От звука Его имени Куинси вздрогнула. Три ножевых раны, все еще туго затянутые швами, отозвались пульсирующей болью.
– Да.
– Происходило ли что-нибудь особенное во время вечеринки? – спросил Фримонт. – Что-нибудь, что могло его разозлить? Может, его кто-нибудь задирал? Оскорблял? Обидел до такой степени, что ему захотелось схватиться за нож?
– Нет, – сказала Куинси.
– А
–
– Мы посмотрели результаты экспертизы на предмет насильственных действий сексуального характера в отношении вас, – сказал Фримонт.
Он говорил о гинекологическом обследовании, которому Куинси подверглась сразу после того, как ей зашили раны. Она почти ничего о нем не помнила. Просто лежала и смотрела в потолок, пытаясь сдерживать рыдания, пока специалисты последовательно, шаг за шагом, делали свое дело.
– Они утверждают, что в ту ночь вы вступали в интимную связь. Это так?
Куинси в ответ лишь кивнула, чувствуя, что щеки заливает краска стыда.
– По взаимному согласию? – спросил Фримонт.
Она опять кивнула; лихорадочный румянец распространился на шею и лоб.
– Вы уверены? Если нет, не стесняйтесь, скажите нам.
– Уверена, – ответила Куинси, – все было по взаимному согласию. Меня никто не насиловал.
Детектив Коул откашлялся. Ему не меньше, чем Куинси, хотелось сменить тему.
– Идем дальше. Поговорим о том, что случилось после того, как ваша подруга Жанель вышла из леса и вас ранили в плечо. Вы действительно не можете вспомнить, что было потом?
– Да.
– Попытайтесь, – предложил Коул, – хотя бы чуть-чуть.
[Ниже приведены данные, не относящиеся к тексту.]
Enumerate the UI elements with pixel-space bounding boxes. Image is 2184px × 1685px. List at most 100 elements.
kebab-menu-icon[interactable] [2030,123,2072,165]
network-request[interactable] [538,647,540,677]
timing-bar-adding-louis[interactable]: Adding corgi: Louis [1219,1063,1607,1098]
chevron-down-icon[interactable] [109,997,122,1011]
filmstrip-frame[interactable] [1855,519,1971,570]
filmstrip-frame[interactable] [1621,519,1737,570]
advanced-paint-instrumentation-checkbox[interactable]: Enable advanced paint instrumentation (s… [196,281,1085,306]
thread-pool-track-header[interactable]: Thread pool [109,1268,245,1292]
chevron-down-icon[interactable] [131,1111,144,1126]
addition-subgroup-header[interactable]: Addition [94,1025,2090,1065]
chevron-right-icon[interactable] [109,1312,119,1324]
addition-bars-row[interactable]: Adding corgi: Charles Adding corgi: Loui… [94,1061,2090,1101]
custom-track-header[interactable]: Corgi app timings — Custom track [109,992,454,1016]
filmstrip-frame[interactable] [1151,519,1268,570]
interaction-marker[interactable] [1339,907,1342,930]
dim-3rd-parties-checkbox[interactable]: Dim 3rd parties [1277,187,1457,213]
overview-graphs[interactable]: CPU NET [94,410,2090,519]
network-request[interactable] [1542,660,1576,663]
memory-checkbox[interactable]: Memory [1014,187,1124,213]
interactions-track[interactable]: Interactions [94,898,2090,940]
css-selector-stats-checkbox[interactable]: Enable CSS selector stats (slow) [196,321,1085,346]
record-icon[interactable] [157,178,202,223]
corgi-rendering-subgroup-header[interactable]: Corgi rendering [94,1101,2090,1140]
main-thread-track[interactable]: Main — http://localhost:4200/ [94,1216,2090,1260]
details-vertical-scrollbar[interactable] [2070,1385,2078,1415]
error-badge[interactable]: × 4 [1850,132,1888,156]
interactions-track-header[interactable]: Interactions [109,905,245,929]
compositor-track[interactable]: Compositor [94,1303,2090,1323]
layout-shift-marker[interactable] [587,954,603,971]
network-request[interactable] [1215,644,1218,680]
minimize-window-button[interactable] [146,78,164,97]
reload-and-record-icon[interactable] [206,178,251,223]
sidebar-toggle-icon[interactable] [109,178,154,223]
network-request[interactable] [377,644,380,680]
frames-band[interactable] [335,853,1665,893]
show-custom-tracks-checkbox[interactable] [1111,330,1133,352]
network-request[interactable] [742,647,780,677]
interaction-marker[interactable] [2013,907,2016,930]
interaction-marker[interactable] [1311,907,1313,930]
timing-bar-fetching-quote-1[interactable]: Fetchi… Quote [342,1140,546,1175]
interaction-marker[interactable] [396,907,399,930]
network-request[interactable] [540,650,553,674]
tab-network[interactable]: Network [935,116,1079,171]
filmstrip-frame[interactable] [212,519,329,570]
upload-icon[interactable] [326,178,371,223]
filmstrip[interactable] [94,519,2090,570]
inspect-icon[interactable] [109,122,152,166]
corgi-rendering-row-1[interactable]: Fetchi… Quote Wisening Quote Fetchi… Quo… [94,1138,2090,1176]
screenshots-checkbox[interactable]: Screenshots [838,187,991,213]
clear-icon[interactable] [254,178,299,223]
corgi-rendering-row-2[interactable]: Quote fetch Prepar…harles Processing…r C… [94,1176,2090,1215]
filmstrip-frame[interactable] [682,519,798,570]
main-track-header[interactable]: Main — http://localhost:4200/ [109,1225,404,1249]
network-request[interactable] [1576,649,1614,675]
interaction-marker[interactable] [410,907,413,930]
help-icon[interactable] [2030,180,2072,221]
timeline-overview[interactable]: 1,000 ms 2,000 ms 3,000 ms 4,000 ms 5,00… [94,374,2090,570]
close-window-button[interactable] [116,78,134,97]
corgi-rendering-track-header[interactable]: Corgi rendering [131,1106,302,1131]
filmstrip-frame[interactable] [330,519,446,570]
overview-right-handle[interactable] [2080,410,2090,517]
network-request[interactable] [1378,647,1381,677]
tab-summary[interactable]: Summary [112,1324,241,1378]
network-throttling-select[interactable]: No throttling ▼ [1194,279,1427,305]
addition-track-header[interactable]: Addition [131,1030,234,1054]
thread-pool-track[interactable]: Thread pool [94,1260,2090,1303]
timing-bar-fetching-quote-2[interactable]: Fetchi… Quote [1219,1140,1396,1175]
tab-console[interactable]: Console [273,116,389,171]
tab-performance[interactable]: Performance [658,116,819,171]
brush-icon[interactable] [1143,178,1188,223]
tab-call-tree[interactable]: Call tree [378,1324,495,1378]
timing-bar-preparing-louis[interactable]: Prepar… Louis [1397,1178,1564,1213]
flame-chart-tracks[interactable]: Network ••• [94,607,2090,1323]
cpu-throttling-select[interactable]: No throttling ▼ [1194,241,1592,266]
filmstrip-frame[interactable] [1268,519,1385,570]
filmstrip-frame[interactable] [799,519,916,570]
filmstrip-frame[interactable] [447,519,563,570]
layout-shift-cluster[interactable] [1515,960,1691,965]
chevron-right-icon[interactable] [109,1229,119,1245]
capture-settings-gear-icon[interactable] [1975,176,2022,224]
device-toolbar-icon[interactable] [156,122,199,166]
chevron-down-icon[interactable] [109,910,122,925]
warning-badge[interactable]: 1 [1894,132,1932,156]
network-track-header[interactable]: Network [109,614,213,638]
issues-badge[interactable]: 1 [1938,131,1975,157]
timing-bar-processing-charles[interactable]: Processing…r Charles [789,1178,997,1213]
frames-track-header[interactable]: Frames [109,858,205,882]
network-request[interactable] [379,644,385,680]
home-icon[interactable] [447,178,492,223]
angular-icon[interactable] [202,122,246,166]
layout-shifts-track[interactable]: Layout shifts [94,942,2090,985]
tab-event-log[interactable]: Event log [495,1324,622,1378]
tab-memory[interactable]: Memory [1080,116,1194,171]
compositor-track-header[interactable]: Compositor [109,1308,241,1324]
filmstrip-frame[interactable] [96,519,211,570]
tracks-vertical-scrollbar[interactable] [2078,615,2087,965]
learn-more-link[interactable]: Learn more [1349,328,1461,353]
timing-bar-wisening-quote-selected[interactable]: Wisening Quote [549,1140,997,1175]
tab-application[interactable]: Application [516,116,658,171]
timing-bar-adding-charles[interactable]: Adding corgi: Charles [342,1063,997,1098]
Куинси закрыла глаза и уже в сотый раз за неделю попыталась воскресить в памяти хоть самое крохотное воспоминание о выпавшем из ее жизни часе. Несколько раз глубоко вдохнула, от чего сразу заныли натянувшиеся швы. В голове стала пульсировать боль, от которой распирало череп. Но видела только черноту.
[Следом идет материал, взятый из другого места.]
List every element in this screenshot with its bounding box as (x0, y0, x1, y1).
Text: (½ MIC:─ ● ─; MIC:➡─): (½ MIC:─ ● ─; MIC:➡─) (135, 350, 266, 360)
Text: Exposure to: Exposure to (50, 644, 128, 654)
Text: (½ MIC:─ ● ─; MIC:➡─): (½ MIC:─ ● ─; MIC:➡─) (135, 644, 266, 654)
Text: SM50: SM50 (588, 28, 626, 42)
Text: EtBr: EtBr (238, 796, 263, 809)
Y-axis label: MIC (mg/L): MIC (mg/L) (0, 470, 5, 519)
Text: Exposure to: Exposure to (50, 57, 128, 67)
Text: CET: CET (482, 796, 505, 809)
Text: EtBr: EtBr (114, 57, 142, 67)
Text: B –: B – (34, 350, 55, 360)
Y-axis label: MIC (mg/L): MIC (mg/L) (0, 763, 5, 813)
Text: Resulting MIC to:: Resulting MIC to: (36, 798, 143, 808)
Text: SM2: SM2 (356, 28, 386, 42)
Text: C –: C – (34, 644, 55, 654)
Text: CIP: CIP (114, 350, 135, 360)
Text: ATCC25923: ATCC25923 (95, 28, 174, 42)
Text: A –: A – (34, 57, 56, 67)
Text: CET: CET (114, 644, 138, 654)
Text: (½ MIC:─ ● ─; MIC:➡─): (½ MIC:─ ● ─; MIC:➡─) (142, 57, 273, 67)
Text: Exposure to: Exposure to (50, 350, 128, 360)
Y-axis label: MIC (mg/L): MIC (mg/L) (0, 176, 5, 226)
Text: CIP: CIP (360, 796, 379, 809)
– Простите, – жалобно всхлипнула она, – я не могу.
– Совсем ничего? – спросил Фримонт.
– Да, – ответила Куинси, вся дрожа и готовая вот-вот расплакаться, – ничего.
Фримонт сложил на груди руки и раздраженно фыркнул. Коул просто смотрел на нее, слегка прищурившись, будто так ему ее было лучше видно.
– Мне немного хочется пить, – объявил он и повернулся к Фримонту, – Хэнк, ты не мог бы принести мне из автомата чашечку кофе?
Фримонта эта просьба, похоже, удивила.
– Серьезно?
– Да, пожалуйста.
Коул посмотрел на Куинси и спросил:
– А вам кофе можно?
– Я не знаю.
– Тогда лучше не рисковать, – решил Коул, – в сочетании с болеутоляющими кофеин может оказать не самое лучшее действие, правда? И тогда вам станет нехорошо. Вот будет незадача!
Последние слова открыли Куинси глаза. Он произнес их с такой нарочитой веселостью, что ей сразу стало ясно – все это лишь игра. Приветливое лицо Коула, его теплые, не лишенные некоторой сексуальности улыбки были просто представлением.
И Добрый коп сам это подтвердил, как только Фримонт вышел из комнаты.
– Отдаю вам должное, – сказал он ей, – вы держитесь хорошо.
– Вы мне не верите, – ответила Куинси.